African countries must trade more between themselves to be better equipped to deal with shocks in the global economy such as that caused by Britain’s vote to leave the EU.
Speakers at a forum on the sidelines of the 14th UN Conference on Trade and Development (Unctad) said enhanced intra-African trade would reduce poverty and help development at a faster rate than most other reforms and would make regional blocs within the continent more attractive to investors. It would also help to cushion against dramatic developments in other markets.
The UK-based Overseas Development Institute expects the post-Brexit slump in the pound to cost developing countries nearly $4bn (£3.1bn) in the coming year, with exports projected to decline by approximately $500m.
Countries such as Bangladesh, Mauritius, Fiji, Belize and Kenya, whose flowers, garments, sugar, bananas, tea and coffee exports find a large market in the UK, are forecast to be hit particularly hard.
Experts say boosting trade within Africa would go a long way towards mitigating the effects of a possible slowdown in exports.
“No continent trades within itself less than Africa,” said David Stanton, director general of TradeMark East Africa, a non-profit that promotes regional and international trade. “Trading more between and within nations in the region would mean they would be far less exposed to shocks elsewhere. It would also make them more attractive to foreign direct investment and, ultimately, less dependent.”
Trade between African nations stands at a modest 10%-12%; Europe’s intra-regional trade stands at 60%, and Asia at 40%.
This has been blamed on a wide range of regulatory barriers that make it extraordinarily difficult for a trader on one side of the border between Kenya and Uganda, or Rwanda and the Democratic Republic of the Congo, for example, to cross borders and sell farm produce.
The UN’s latest Economic Report on Africa (pdf) found more than 80% of the continent’s exports are shipped overseas, mainly to the EU, China and the US.
Anabel González, senior director of the World Bank’s global practice on trade and competitiveness, told a forum in Nairobi in December that in southern Africa, a truck serving supermarkets across a border may need up to 1,600 documents in permits and licences.
She described one supermarket chain reporting that it lost $500 each day a truck was stuck at border points due to slow customs procedures, and spent $20,000 a week on securing import permits to distribute meat, milk and plant-based goods to its stores in the region.

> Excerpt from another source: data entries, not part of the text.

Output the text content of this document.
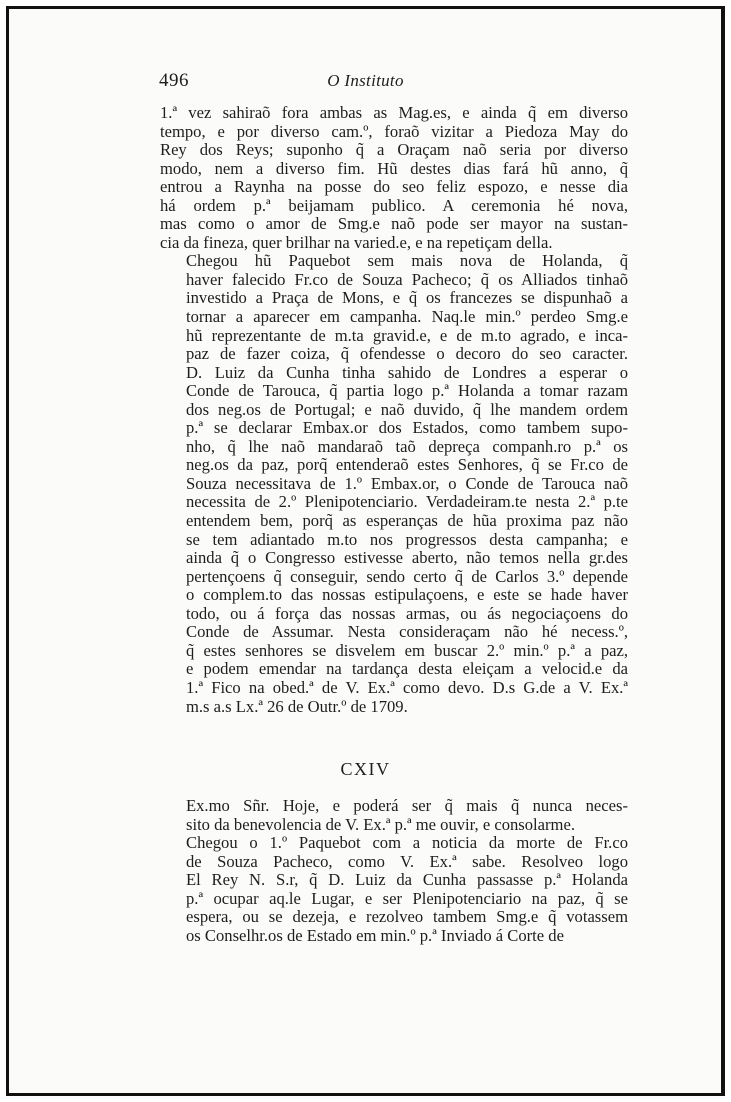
496	O Instituto

1.ª vez sahiraõ fora ambas as Mag.es, e ainda q̃ em diverso
tempo, e por diverso cam.º, foraõ vizitar a Piedoza May do
Rey dos Reys; suponho q̃ a Oraçam naõ seria por diverso
modo, nem a diverso fim. Hũ destes dias fará hũ anno, q̃
entrou a Raynha na posse do seo feliz espozo, e nesse dia
há ordem p.ª beijamam publico. A ceremonia hé nova,
mas como o amor de Smg.e naõ pode ser mayor na sustan-
cia da fineza, quer brilhar na varied.e, e na repetiçam della.

Chegou hũ Paquebot sem mais nova de Holanda, q̃
haver falecido Fr.co de Souza Pacheco; q̃ os Alliados tinhaõ
investido a Praça de Mons, e q̃ os francezes se dispunhaõ a
tornar a aparecer em campanha. Naq.le min.º perdeo Smg.e
hũ reprezentante de m.ta gravid.e, e de m.to agrado, e inca-
paz de fazer coiza, q̃ ofendesse o decoro do seo caracter.
D. Luiz da Cunha tinha sahido de Londres a esperar o
Conde de Tarouca, q̃ partia logo p.ª Holanda a tomar razam
dos neg.os de Portugal; e naõ duvido, q̃ lhe mandem ordem
p.ª se declarar Embax.or dos Estados, como tambem supo-
nho, q̃ lhe naõ mandaraõ taõ depreça companh.ro p.ª os
neg.os da paz, porq̃ entenderaõ estes Senhores, q̃ se Fr.co de
Souza necessitava de 1.º Embax.or, o Conde de Tarouca naõ
necessita de 2.º Plenipotenciario. Verdadeiram.te nesta 2.ª p.te
entendem bem, porq̃ as esperanças de hũa proxima paz não
se tem adiantado m.to nos progressos desta campanha; e
ainda q̃ o Congresso estivesse aberto, não temos nella gr.des
pertençoens q̃ conseguir, sendo certo q̃ de Carlos 3.º depende
o complem.to das nossas estipulaçoens, e este se hade haver
todo, ou á força das nossas armas, ou ás negociaçoens do
Conde de Assumar. Nesta consideraçam não hé necess.º,
q̃ estes senhores se disvelem em buscar 2.º min.º p.ª a paz,
e podem emendar na tardança desta eleiçam a velocid.e da
1.ª Fico na obed.ª de V. Ex.ª como devo. D.s G.de a V. Ex.ª
m.s a.s Lx.ª 26 de Outr.º de 1709.

CXIV

Ex.mo Sñr. Hoje, e poderá ser q̃ mais q̃ nunca neces-
sito da benevolencia de V. Ex.ª p.ª me ouvir, e consolarme.

Chegou o 1.º Paquebot com a noticia da morte de Fr.co
de Souza Pacheco, como V. Ex.ª sabe. Resolveo logo
El Rey N. S.r, q̃ D. Luiz da Cunha passasse p.ª Holanda
p.ª ocupar aq.le Lugar, e ser Plenipotenciario na paz, q̃ se
espera, ou se dezeja, e rezolveo tambem Smg.e q̃ votassem
os Conselhr.os de Estado em min.º p.ª Inviado á Corte de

“If the residents of San Francisco faced the same charges in crossing the Bay Bridge to Oakland as do residents crossing the Congo river between Kinshasa and Brazzaville, a similar distance, they would pay more than $1,200 for a return trip,” she said.
“As a result, passenger traffic at this obvious focal point for cross-border exchanges between the two Congos is around five times smaller than that between East and West Berlin in 1988.”
Speaking in Nairobi at the Unctad conference, Pascal Lamy, former head of the World Trade Organisation, challenged authorities in the region to make it easier for businesses to trade across borders and do business more generally. “Apart from making trade possible, you have to make trade happen,” he said. “You have to address obstacles to access to the market through things like infrastructure projects, but at the same time you must ensure that people have the tools they need to trade including access to credit and the information they need.”
Josephine Kizza, a Ugandan farmer representing a collective of 6,000, mainly female, farmers who grow bananas, avocados, pumpkins, jackfruit, watermelon and plums, and whose herbs and spices are finding a growing market in the UK and the EU, said it was essential to move quickly to address the uncertainty following Brexit.
Kenyan tea farmers are also anxious to see what kind of deal Britain can negotiate for access to European markets. The country is the world’s biggest exporter of black tea and enjoys a large market in the UK, but 17% of imports are blended and re-exported to the EU.
Stanton said the lesson regional blocs should draw is to avoid complacency and ensure citizens are more engaged and kept aware of the benefits of integration.
“Maybe this is a wake-up call,” he said. “You need to ensure the public understands how the East African Community secretariat works, build strong links between capitals and keep the people closely informed so that they appreciate both the gains from working together as a bloc and the risks if it falls apart.”